Pour préserver ses arrières et tenter de sortir par la grande porte, le pouvoir du Colonel Assimi Goïta joue au quitte ou double : le ça passe ou ça casse du projet de référendum constitutionnel.
Parmi les raisons évoquées pour justifier le « léger report » du référendum constitutionnel, précédemment prévu pour le 19 mars 2023, il y a la mise en place des démembrements de l’AIGE et la nécessité de vulgariser le projet de texte de la future loi fondamentale.
Or, il semble que le qualificatif « léger » attribué à ce report n’a pas sa raison d’être. Car, pour que le report soit de courte durée, il faut connaître la nouvelle date définie pour ce scrutin capital. Alors qu’il faut que l’AIGE soit totalement installé d’abord à Bamako, avant d’entrevoir ses démembrements intérieurs et extérieurs. Ce qui n’est pas encore le cas.
En effet, l’organe central de gestion des élections est une administration qui se veut permanente pour gérer désormais tous les processus électoraux au Mali. A ce titre, il lui faut du temps pour huiler sa machine, c’est-à-dire son personnel, ses équipements, ses partenaires. Tout cela nécessite des moyens et du temps.
Par exemple, les ressources humaines de l’AIGE ont besoin de séances de formations et de renforcement des capacités. Sans compter que les têtes pensantes de l’AIGE doivent effectuer de nombreuses missions d’échanges d’expériences, de quête de connaissances et en vue de procéder à l’installation des coordinations régionales et extérieures de la structure. Cela pourrait prendre au moins 6 mois, quand on sait que le Mali a désormais 19 régions, chaque région ayant au moins trois cercles et devant abriter des antennes locales de l’AIGE.
Par ailleurs, certaines sources font état de difficultés réelles de l’Etat à doter l’administration électorale de ressources financières suffisantes pour organiser les prochaines élections à brèves échéances.

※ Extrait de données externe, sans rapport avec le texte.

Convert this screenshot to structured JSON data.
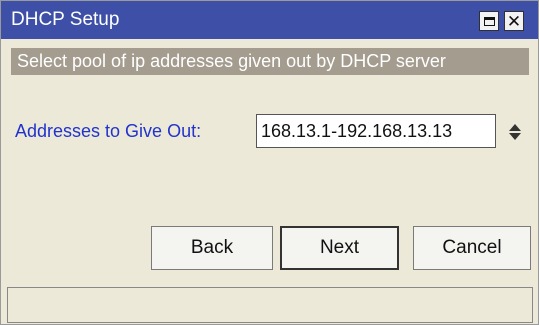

Surtout que l’Etat a rompu les amarres avec certains partenaires susceptibles d’apporter des aides budgétaires conséquentes pour aider à organiser les élections. Ce qui avait fait dire récemment au président de la Cour constitutionnel que l’Etat n’a pas d’argent aujourd’hui pour relever tous les défis électoraux avec un chronogramme aussi engorgé. Avec un tel tableau, le retour à l’ordre constitutionnel sera-t-il fait dans le délai prévu ? Le pouvoir devrait-il chercher à convaincre ses interlocuteurs par de nouvelles prorogations ?
Enfin, il y a la nécessité de trouver un minimum de consensus autour du changement constitutionnel souhaité. Car, plusieurs acteurs sociopolitiques, protestent contre l’initiative du président de la Transition, dont certains dénient la légitimité d’initier un tel projet. Quid de la plateforme « Appel du 20 février 2023 pour sauver le Mali » qui réclame l’abandon du projet référendaire au profit des élections générales ? Quid de la question d’une éventuelle candidature du chef de la Transition à la prochaine élection présidentielle qui polarise l’attention ? A cela s’ajoute les bisbilles entre le gouvernement et les ex-rebelles regroupés autour de la CMA qui menacent de troubler le front sécuritaire dans un pays en proie à d’énormes difficultés sociales ?
Tout ce tableau risque de conduire le pouvoir à aller de report en report du projet référendaire ; ce qui pourrait décrédibiliser le chef de l’Etat et, peut-être, entraîner un abandon en douce de cette réforme majeure. Comme quoi, le pouvoir est à un tournant décisif de son règne. Et, bien malin celui qui peut prévoir de quoi demain sera fait.